In terms of staying motivated, I think just seeing other people achieve their goals and doing their own thing helps me. That’s part of the reason I try to get up and out of the house everyday. It forces me to meet and talk to new people. Interacting with people helps me maintain or regain focus. It’s hard to stay motivated if you’re in a vacuum all day.

Being a designer will push you to the next level and out of your comfort zone. My friend told me, “Design is a sport. It’s very quick, it’s highly competitive, and you’re working on your craft every day. There's people behind you that want your clients and your job, and they’re not going to stop working to get it. It’s the same thing as football or basketball. You need to show up to work every day, and if you don’t, somebody else will be there to replace you.” When he told me that, it connected with me. I took his advice, and I applied it to every decision that I made. It’s that kind of mentality that reaps rewards.

Take us through your creative process, and why does no one else do/design like you?

The number one differentiator between my designs and someone else’s all comes down to my taste. The same guy who told me ‘design is a sport,’ also told me, ‘design what you want to see.’ When I was working that corporate job, I was designing a lot of stuff I wasn’t happy with or passionate about. But when I started doing my own thing, I could pick projects and create something I felt should exist. I was like ‘this is what I want to see.’ I developed my own taste. That’s why I’m different.

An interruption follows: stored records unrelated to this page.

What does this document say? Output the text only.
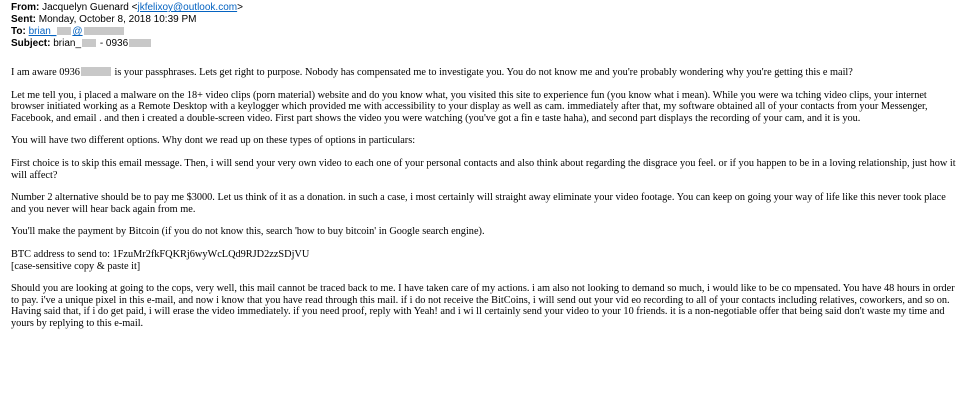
From: Jacquelyn Guenard <jkfelixoy@outlook.com>
Sent: Monday, October 8, 2018 10:39 PM
To: brian_ @
Subject: brian_ - 0936

I am aware 0936	is your passphrases. Lets get right to purpose. Nobody has compensated me to investigate you. You do not know me and you're probably wondering why you're getting this e mail?

Let me tell you, i placed a malware on the 18+ video clips (porn material) website and do you know what, you visited this site to experience fun (you know what i mean). While you were wa tching video clips, your internet browser initiated working as a Remote Desktop with a keylogger which provided me with accessibility to your display as well as cam. immediately after that, my software obtained all of your contacts from your Messenger, Facebook, and email . and then i created a double-screen video. First part shows the video you were watching (you've got a fin e taste haha), and second part displays the recording of your cam, and it is you.

You will have two different options. Why dont we read up on these types of options in particulars:

First choice is to skip this email message. Then, i will send your very own video to each one of your personal contacts and also think about regarding the disgrace you feel. or if you happen to be in a loving relationship, just how it will affect?

Number 2 alternative should be to pay me $3000. Let us think of it as a donation. in such a case, i most certainly will straight away eliminate your video footage. You can keep on going your way of life like this never took place and you never will hear back again from me.

You'll make the payment by Bitcoin (if you do not know this, search 'how to buy bitcoin' in Google search engine).

BTC address to send to: 1FzuMr2fkFQKRj6wyWcLQd9RJD2zzSDjVU

[case-sensitive copy & paste it]

Should you are looking at going to the cops, very well, this mail cannot be traced back to me. I have taken care of my actions. i am also not looking to demand so much, i would like to be co mpensated. You have 48 hours in order to pay. i've a unique pixel in this e-mail, and now i know that you have read through this mail. if i do not receive the BitCoins, i will send out your vid eo recording to all of your contacts including relatives, coworkers, and so on. Having said that, if i do get paid, i will erase the video immediately. if you need proof, reply with Yeah! and i wi ll certainly send your video to your 10 friends. it is a non-negotiable offer that being said don't waste my time and yours by replying to this e-mail.
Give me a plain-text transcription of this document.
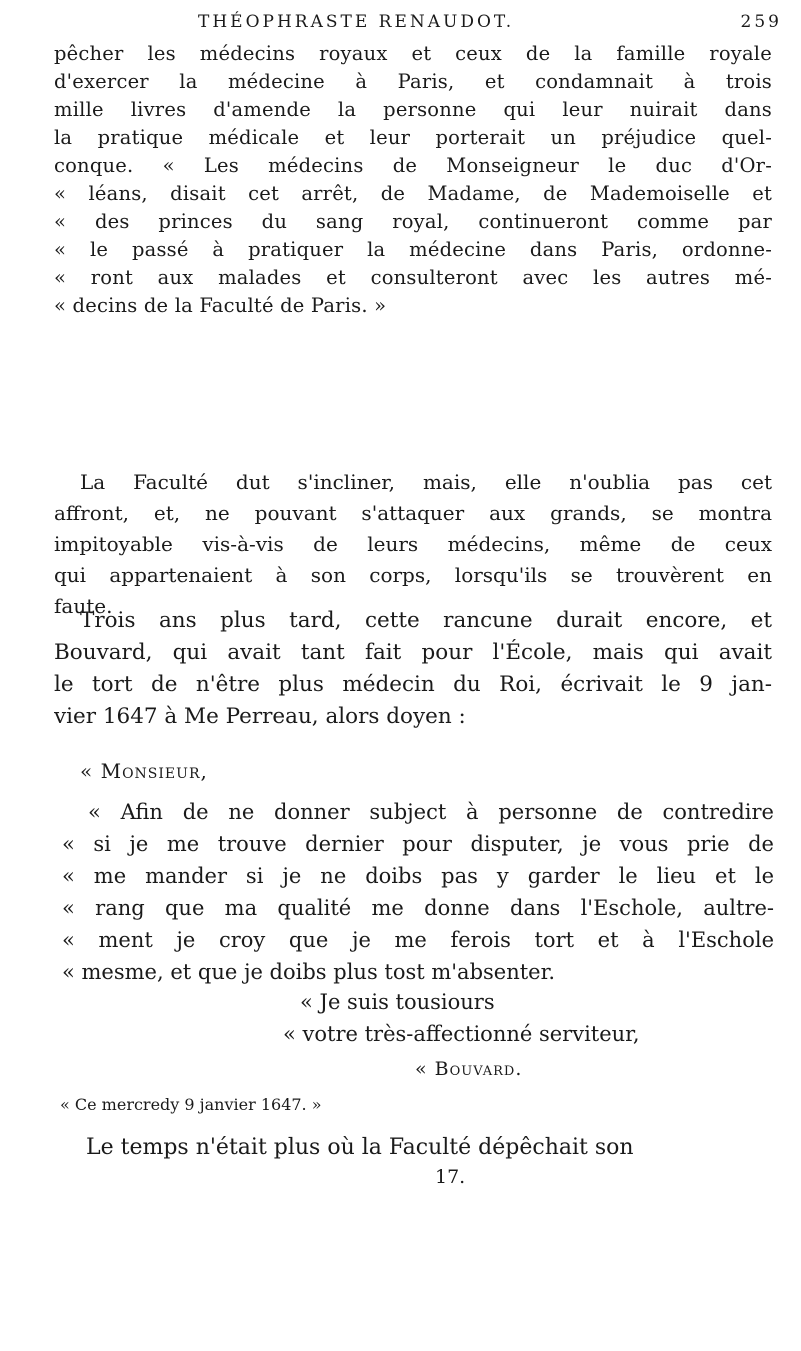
THÉOPHRASTE RENAUDOT.	259
pêcher les médecins royaux et ceux de la famille royale
d'exercer la médecine à Paris, et condamnait à trois
mille livres d'amende la personne qui leur nuirait dans
la pratique médicale et leur porterait un préjudice quel-
conque. « Les médecins de Monseigneur le duc d'Or-
« léans, disait cet arrêt, de Madame, de Mademoiselle et
« des princes du sang royal, continueront comme par
« le passé à pratiquer la médecine dans Paris, ordonne-
« ront aux malades et consulteront avec les autres mé-
« decins de la Faculté de Paris. »
La Faculté dut s'incliner, mais, elle n'oublia pas cet
affront, et, ne pouvant s'attaquer aux grands, se montra
impitoyable vis-à-vis de leurs médecins, même de ceux
qui appartenaient à son corps, lorsqu'ils se trouvèrent en
faute.
Trois ans plus tard, cette rancune durait encore, et
Bouvard, qui avait tant fait pour l'École, mais qui avait
le tort de n'être plus médecin du Roi, écrivait le 9 jan-
vier 1647 à Me Perreau, alors doyen :
« Monsieur,
« Afin de ne donner subject à personne de contredire
« si je me trouve dernier pour disputer, je vous prie de
« me mander si je ne doibs pas y garder le lieu et le
« rang que ma qualité me donne dans l'Eschole, aultre-
« ment je croy que je me ferois tort et à l'Eschole
« mesme, et que je doibs plus tost m'absenter.
« Je suis tousiours
« votre très-affectionné serviteur,
« Bouvard.
« Ce mercredy 9 janvier 1647. »
Le temps n'était plus où la Faculté dépêchait son
17.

In terms of the process, a key for me is communication. Making sure I’m in constant communication and asking the right questions before, during, and even after the project’s over. This ensures that I’m not wasting the client’s time, and they’re not wasting mine. From a design perspective, it’s really important to get on the same page visually. I like Pinterest for this reason because both the client and I can add imagery to the same board. From that imagery, I’ll make a mood board that the client feels connected to and that contributes to their overall identity. These mood boards are so crucial to my design process. Once we agree on the direction and I can get to work; that’s where the magic happens.

What are you going to take away from this time in your life?

I quit my job in November, 2019 and started my own studio on January 1st, 2020. Covid was basically in full effect by March, so that made everything really challenging. My business took off during a time when we weren’t really allowed to create or interact with one another. All these obstacles kept piling up on top of everything else we were already facing, and you just had to figure it out. Now that I’m looking back, I’m really proud to have gotten through it.

But it’s crazy because my friends and I didn’t just get through it, we were lucky enough to have excelled through it. I was able to open up my own studio during a pandemic. This really is a substantial period in my life, and I’m really happy looking back because it shows, just, so much growth.